Once upon a time, Philipp Matthias Hahn <[email protected]> said:
>One of our university fileservers shows strange problems since last
>friday. Syslog show the following messages:
> attempt to access beyond end of device
> dm-8: rw=0, want=8589934592, limit=262142
>The strange thing: If I mount a disk-image of that volume via loop,
>everything works fine!
>
>The server was running Debian sarge with an unpatched 2.6.11.6 than, but
>is running an 2.6.11.7 now and still shows the same problem.
>EVMS is version 2.5.2-1 and DevMapper is version 1.01.00-4.

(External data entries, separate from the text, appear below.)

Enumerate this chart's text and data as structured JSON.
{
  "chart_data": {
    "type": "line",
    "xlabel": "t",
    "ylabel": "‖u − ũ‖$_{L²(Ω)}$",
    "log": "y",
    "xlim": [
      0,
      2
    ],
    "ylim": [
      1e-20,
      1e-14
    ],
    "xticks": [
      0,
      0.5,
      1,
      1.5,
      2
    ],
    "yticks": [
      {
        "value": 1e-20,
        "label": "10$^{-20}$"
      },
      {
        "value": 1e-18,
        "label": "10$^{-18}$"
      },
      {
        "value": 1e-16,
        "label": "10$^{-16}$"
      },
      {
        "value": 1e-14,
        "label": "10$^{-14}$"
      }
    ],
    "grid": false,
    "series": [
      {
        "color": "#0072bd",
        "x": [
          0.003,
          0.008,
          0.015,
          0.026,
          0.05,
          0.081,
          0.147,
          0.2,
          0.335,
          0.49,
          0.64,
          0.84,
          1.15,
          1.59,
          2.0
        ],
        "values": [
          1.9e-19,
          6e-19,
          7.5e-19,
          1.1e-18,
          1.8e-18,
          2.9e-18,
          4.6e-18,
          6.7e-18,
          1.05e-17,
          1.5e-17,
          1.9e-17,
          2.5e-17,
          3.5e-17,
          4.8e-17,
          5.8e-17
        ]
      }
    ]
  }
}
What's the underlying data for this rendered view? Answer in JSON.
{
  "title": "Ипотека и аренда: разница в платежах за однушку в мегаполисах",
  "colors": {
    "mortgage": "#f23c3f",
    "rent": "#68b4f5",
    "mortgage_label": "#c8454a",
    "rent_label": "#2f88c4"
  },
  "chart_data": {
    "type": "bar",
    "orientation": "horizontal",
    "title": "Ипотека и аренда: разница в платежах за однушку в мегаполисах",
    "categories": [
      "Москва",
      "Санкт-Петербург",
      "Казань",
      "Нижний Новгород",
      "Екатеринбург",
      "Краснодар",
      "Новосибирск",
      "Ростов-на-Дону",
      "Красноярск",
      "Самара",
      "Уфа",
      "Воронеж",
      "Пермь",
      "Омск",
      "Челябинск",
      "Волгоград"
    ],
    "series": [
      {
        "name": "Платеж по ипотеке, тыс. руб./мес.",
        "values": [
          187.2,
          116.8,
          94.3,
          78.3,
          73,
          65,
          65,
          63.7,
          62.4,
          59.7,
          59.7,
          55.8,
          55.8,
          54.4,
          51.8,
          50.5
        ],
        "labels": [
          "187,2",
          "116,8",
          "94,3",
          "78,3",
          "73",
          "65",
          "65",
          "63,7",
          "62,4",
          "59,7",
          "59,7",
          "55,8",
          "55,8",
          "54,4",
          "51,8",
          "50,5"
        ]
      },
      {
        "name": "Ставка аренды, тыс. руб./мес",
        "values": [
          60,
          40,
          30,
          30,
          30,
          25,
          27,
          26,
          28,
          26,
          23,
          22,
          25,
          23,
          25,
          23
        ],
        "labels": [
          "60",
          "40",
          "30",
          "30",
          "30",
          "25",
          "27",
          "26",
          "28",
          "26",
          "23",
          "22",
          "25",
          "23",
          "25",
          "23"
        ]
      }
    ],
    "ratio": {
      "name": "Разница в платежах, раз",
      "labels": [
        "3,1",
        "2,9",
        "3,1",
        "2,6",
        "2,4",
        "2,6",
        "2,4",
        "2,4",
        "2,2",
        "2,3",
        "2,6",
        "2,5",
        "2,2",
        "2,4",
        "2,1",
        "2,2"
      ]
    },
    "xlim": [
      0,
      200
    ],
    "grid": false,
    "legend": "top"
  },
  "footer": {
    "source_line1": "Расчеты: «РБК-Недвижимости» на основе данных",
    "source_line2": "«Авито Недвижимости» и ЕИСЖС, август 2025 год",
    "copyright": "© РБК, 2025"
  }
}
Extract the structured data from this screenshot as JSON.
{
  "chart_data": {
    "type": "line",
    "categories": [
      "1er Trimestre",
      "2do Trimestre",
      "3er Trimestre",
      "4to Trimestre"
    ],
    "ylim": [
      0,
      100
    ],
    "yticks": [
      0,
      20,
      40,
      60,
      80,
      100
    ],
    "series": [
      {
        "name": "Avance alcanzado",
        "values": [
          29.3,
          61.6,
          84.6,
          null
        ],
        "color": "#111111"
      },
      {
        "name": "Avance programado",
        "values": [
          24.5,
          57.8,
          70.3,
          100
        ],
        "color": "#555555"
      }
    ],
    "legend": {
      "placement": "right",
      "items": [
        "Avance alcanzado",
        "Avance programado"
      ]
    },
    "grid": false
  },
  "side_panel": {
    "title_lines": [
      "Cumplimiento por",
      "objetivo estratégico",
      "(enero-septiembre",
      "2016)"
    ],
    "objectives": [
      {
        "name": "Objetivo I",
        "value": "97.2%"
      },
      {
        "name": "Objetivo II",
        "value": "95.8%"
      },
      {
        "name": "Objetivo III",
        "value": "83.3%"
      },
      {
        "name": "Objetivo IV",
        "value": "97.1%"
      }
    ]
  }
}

I see a similar problem under recent Fedora Core 3 kernels with LVM2.
It appears when I create a snapshot of a volume. See Red Hat's
Bugzilla:

https://bugzilla.redhat.com/bugzilla/show_bug.cgi?id=152162

Exact steps I used to reproduce the problem (which also results in file
corruption, even when reading from the non-snapshot volume). I used a
scratch partition, /dev/sda8:

########################################################################
# create the software RAID as a 2 device mirror with 1 missing
mdadm -C -l 1 -n 2 /dev/md0 /dev/sda8 missing

# create the LVM setup
pvcreate /dev/md0
vgcreate lvtest /dev/md0
lvcreate -L100m -n test lvtest

# make a filesystem and put some data on it
mke2fs -j /dev/lvtest/test
mount /dev/lvtest/test /mnt
cp --preserve=all -r /boot/* /mnt/
umount /mnt
blockdev --flushbufs /dev/lvtest/test

# now mount it, create a snapshot, and see the result
mount /dev/lvtest/test /mnt
lvcreate -s -L10m -n snap /dev/lvtest/test
diff -ur /boot /mnt
########################################################################

The output I got from diff was:

diff: /mnt/System.map-2.6.10-1.766_FC3: Input/output error

and I got a bunch of messages like:

attempt to access beyond end of device
dm-4: rw=0, want=8300006146, limit=204800
Buffer I/O error on device dm-4, logical block 4150003072

from the kernel. These only seem to appear sometimes - other times I
get file corruption (although the corruption appears to be
block-aligned).

If I then do:

########################################################################
lvremove /dev/lvtest/snap
umount /mnt
blockdev --flushbufs /dev/lvtest/test
mount /dev/lvtest/test /mnt
diff -ur /boot /mnt
########################################################################

It compares with no errors.

--
Chris Adams <[email protected]>
Systems and Network Administrator - HiWAAY Internet Services
I don't speak for anybody but myself - that's enough trouble.